Musique andalouse, une reconnaissance de l’excellence

Dans la musique andalouse, le prestigieux prix Abdelkrim Dali est une reconnaissance de l’excellence en Algérie.
Créé en 2016 sous l’égide de la Fondation Cheikh Abdelkrim Dali, le Prix National Abdelkrim Dali s’est imposé comme l’une des distinctions prestigieuses dédiées à la musique andalouse en Algérie. Initié dans le but d’encourager la jeune génération d’interprètes et de musiciens à s’approprier et à préserver cet héritage séculaire, le prix vise à récompenser l’excellence dans l’interprétation lyrique et musicale du répertoire andalou.

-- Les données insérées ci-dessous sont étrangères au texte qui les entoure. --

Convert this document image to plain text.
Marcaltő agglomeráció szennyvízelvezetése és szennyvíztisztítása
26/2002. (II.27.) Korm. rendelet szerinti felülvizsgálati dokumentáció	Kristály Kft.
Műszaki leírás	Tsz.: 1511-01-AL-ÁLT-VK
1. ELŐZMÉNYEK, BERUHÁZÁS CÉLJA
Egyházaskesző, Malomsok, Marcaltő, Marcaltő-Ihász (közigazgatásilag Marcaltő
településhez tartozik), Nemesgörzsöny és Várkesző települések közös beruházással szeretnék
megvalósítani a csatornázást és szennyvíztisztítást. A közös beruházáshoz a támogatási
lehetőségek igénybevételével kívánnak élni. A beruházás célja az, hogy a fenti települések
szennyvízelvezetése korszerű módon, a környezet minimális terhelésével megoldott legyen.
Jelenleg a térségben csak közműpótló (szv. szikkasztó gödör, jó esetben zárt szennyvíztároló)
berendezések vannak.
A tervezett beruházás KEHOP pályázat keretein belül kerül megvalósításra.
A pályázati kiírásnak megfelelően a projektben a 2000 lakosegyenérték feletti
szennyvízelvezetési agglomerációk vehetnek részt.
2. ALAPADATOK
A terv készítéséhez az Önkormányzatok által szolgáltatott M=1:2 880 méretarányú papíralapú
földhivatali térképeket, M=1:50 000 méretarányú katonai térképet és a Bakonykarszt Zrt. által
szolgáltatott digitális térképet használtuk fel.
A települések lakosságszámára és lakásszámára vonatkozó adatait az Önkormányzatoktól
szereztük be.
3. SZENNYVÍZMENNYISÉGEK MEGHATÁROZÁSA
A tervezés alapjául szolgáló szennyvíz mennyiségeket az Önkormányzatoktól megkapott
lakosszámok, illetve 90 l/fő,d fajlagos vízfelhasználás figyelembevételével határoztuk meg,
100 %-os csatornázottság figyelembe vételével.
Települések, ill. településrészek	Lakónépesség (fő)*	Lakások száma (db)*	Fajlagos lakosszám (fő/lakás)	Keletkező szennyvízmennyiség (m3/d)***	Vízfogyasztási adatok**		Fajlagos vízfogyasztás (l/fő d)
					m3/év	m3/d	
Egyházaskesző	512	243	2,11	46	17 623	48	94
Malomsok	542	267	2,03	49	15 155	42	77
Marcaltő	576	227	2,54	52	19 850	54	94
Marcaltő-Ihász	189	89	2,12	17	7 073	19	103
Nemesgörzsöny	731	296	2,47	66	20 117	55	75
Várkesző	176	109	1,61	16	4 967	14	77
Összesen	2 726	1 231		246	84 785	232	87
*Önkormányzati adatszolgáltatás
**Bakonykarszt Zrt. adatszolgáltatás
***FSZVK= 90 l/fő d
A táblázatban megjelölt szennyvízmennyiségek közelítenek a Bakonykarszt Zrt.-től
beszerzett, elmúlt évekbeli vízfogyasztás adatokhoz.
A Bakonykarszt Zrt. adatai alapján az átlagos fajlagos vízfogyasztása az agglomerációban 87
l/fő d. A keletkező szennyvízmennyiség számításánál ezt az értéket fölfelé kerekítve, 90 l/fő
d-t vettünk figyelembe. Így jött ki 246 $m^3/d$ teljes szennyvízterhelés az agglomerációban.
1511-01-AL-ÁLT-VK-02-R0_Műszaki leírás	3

Perpétuer la tradition et le patrimoine
Depuis son lancement explique Wahiba Dali, présidente de la fondation Cheikh Abdelkrim Dali, le prix s’est structuré autour de plusieurs catégories, reflétant la diversité et la richesse de la musique andalouse. «Il distingue les chanteurs, les instrumentistes, tout en mettant en avant les orchestres et ensembles qui perpétuent la tradition. Chaque édition rassemble des candidats venus de différentes régions représentant les grandes écoles musicales telles que El Gharnatia, la Sanaa et le Malouf et des sous-genres comme le Hawzi, l’Aroubi et le Madih», ajoute notre interlocutrice.
Au-delà de la simple compétition, le Prix se veut un espace d’échange et d’apprentissage. Les participants bénéficient d’ateliers et de master classes animés par des maîtres de la musique andalouse. Cette approche permet aux jeunes talents d’affiner leur art, tout en s’imprégnant de la rigueur et des exigences des «anciens».
Les lauréats gagnent une distinction honorifique et une reconnaissance au sein du milieu artistique. Plusieurs d’entre eux ont poursuivi des carrières remarquables, intégrant des orchestres prestigieux ou devenant à leur tour des passeurs de cet art traditionnel. La fondation accompagne aussi les lauréats en leur offrant des opportunités de se produire lors de festivals nationaux et internationaux.
Inciter les nouvelles générations à s’approprier un legs culturel
Le dernier prix lors de la 4e édition en 2024, a été attribué à Asma Aït Chaâbane. Le prix dépasse le cadre d’une simple compétition musicale et s’inscrit dans une démarche plus large de préservation du patrimoine immatériel algérien, en incitant les nouvelles générations à s’approprier ce legs culturel et à le faire vivre à travers leurs propres sensibilités artistiques.
Il contribue enfin à renforcer la recherche et l’enseignement de la musique andalouse en valorisant les travaux de transcription, d’interprétation et de documentation menés par des passionnés et des spécialistes du genre.